Industrial Revolution

  • Thomas Malthus

    Thomas Malthus
    Thomas Robert Malthus FRS was an English cleric and scholar, influential in the fields of political economy and demography. Malthus wrote an essay on the Principle of Population, which explained his predictions and changed the view of many people. He believed that through preventative checks and positive checks, the population would be controlled to balance the food supply with the population level.
  • Robert Owen

    Robert Owen
    Robert Owen, a Welsh textile manufacturer, philanthropic social reformer, and one founder of utopian socialism and the cooperative movement. Owen is best known for efforts to improve working conditions for his factory workers and his promotion of experimental socialistic communities.
  • George Stephenson

    George Stephenson
    George Stephenson, also known as "Father of Railways" was a British civil engineer and mechanical engineer. Self-help advocate Samuel Smiles particularly praised his achievements. He also constructed his first locomotive, 'Blucher', for hauling coal at Killingworth Colliery near Newcastle he invented a safety lamp for use in coalmines, nicknamed the 'Geordie' was appointed engineer for the construction of the Stockton and Darlington railway.
  • Mutual-Aid Societies

    Mutual-Aid Societies
    A mutual aid society is an organization formed to provide mutual aid, benefit, and/or insurance among its members. Benefits are not necessarily monetary and may include services and social activities.
  • Corporations

    Corporations
    A corporation is an organization—usually a group of people or a company—authorized by the state to act as a single entity and recognized as such in law for certain purposes. Early incorporated entities were established by charter. Most jurisdictions now allow the creation of new corporations through registration.
  • Cotton Gin

    Cotton Gin
    A cotton gin – meaning "cotton engine" – is a machine that quickly and easily separates cotton fibers from their seeds, enabling much greater productivity than manual cotton separation. While it was true that the cotton gin reduced the labor of removing seeds, it did not reduce the need for slaves to grow and pick the cotton. In fact, the opposite occurred.

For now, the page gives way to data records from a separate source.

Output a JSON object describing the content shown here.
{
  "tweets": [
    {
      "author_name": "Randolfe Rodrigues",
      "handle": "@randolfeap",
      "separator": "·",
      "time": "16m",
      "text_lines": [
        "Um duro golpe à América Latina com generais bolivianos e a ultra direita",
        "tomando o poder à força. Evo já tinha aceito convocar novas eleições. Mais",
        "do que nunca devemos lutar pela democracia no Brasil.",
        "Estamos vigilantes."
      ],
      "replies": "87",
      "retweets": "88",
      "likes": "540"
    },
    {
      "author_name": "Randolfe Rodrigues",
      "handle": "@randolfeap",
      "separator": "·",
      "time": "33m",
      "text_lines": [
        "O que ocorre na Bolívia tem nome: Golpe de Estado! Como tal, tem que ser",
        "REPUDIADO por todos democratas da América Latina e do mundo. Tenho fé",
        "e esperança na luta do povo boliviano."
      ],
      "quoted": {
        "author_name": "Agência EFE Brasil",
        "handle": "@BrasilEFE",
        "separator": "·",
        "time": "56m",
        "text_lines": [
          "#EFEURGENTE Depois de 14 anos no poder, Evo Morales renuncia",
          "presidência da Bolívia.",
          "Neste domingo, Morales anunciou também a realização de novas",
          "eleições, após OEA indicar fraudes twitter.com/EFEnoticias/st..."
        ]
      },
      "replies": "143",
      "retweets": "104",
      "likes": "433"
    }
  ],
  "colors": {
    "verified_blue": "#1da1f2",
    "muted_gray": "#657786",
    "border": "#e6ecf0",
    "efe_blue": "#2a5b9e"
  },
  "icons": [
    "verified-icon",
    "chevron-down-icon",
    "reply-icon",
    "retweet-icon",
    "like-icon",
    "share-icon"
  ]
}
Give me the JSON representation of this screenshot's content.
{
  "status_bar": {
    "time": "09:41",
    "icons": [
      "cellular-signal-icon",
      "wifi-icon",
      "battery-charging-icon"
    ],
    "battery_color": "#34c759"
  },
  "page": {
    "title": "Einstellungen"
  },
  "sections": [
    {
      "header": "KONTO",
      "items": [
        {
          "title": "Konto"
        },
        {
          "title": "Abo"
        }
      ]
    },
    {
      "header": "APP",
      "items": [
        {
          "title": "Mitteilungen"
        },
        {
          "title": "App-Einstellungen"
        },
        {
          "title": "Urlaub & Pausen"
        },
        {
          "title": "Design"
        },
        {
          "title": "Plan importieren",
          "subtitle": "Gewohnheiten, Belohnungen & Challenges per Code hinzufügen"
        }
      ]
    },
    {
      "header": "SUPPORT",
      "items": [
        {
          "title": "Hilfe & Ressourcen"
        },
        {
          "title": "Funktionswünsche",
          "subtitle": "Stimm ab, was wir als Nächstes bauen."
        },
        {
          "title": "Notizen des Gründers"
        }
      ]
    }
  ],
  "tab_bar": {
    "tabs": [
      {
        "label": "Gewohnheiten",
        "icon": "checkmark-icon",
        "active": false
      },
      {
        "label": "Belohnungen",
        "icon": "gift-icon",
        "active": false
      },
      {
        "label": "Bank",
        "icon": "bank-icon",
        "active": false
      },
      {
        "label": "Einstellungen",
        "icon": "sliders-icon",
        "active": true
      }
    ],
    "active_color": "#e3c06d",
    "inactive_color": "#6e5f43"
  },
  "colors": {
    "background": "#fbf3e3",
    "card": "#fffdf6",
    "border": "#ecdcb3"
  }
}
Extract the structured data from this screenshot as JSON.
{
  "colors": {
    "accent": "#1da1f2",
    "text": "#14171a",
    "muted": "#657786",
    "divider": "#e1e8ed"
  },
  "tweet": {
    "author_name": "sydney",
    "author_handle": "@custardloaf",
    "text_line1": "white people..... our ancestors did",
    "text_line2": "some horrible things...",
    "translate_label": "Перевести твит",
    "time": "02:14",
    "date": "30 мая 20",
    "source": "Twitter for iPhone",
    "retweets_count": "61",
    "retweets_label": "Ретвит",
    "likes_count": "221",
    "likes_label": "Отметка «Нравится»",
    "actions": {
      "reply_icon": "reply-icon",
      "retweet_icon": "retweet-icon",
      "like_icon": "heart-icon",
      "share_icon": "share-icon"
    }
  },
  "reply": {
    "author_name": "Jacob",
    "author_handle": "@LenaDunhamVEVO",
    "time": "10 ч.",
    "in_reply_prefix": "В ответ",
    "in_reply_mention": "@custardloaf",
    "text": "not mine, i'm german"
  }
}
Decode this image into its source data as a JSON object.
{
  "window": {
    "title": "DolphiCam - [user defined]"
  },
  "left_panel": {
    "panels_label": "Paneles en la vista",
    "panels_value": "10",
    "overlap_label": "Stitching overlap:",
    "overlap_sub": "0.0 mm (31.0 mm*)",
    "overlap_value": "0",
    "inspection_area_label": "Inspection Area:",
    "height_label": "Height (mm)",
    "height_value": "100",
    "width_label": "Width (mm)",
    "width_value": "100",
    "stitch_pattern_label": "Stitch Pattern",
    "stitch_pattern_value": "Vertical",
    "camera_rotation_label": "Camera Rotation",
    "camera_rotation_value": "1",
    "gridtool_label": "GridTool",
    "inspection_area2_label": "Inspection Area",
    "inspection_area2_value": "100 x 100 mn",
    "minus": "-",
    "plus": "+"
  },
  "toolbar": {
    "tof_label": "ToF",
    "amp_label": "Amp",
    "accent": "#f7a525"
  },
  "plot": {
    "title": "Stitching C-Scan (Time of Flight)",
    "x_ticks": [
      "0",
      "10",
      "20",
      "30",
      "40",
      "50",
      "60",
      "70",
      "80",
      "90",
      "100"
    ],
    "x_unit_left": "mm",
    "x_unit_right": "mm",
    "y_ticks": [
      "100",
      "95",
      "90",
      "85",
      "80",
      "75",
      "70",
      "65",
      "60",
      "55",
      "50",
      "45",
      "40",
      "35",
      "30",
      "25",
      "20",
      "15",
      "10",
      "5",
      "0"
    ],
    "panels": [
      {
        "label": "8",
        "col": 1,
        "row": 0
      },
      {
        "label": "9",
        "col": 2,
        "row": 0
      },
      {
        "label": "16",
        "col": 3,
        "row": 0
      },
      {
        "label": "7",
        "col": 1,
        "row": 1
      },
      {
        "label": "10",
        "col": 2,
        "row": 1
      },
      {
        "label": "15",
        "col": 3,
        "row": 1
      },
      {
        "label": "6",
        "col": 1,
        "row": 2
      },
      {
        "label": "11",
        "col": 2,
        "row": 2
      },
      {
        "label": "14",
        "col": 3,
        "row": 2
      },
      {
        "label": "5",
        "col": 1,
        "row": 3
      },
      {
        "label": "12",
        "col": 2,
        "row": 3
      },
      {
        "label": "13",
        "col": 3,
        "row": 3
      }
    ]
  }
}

Cotton growing became so profitable for the planters that it greatly increased their demand for both land and slave labor.
  • Interchangeable Parts

    Interchangeable Parts
    Interchangeable parts are parts that are, for practical purposes, identical. They are made to specifications that ensure that they are so nearly identical that they will fit into any assembly of the same type. One such part can freely replace another, without any custom fitting, such as filing.
  • Charles Darwin

    Charles Darwin
    Charles Robert Darwin was an English naturalist, geologist and biologist, best known for his contributions to the science of evolution. His proposition that all species of life have descended over time from common ancestors is now widely accepted. He also developed the Darwinism which is a theory stating that all species of organisms arise and develop through the natural selection of small, inherited variations that increase the individual's ability to compete, survive, and reproduce.
  • Alfred Nobel

    Alfred Nobel
    Alfred Bernhard Nobel was a Swedish businessman, chemist, engineer, inventor, and philanthropist. He held 355 different patents, dynamite being the most famous, even the synthetic element nobelium was named after him. Nobel made the Nobel Prizes because of his father Immanuel, an engineer, later lifted the family's fortunes by helping to develop the first naval mines successfully deployed in warfare. Also who is the man who developed nitroglycerin.
  • Socialism

    Socialism
    Socialism is a range of economic and social systems characterized by social ownership of the means of production and workers self-management as well as the political theories and movements associated with them. Social ownership can be public, collective or cooperative ownership, or citizen ownership of equity.
  • Social Gospel

    Social Gospel
    The Social Gospel was a movement in Protestantism that applied Christian ethics to social problems, especially issues of social justice such as economic inequality, poverty, alcoholism, crime, racial tensions, slums, unclean environment, child labor, lack of unionization, poor schools, and the dangers of war.
  • Automobile

    Automobile
    The automobile was first invented and perfected in Germany and France in the late 1800s, though Americans quickly came to dominate the automotive industry in the first half of the twentieth century.
  • Airplane

    Airplane
    The Wright brothers invented and flew the first airplane in 1903, recognized as "the first sustained and controlled heavier-than-air powered flight". Airplanes had a presence in all the major battles of World War II. The first jet aircraft was the German Heinkel He 178 in 1939.
  • Communism

    Communism
    Communism is a philosophical, social, political, and economic ideology and movement that believes a centrally planned worker's state will eventually lead to a fully developed communist society.
  • Social Democracy

    Social Democracy
    Social democracy is a political, social and economic philosophy that supports economic and social interventions to promote social justice within the framework of a liberal democratic polity and a capitalist-oriented economy.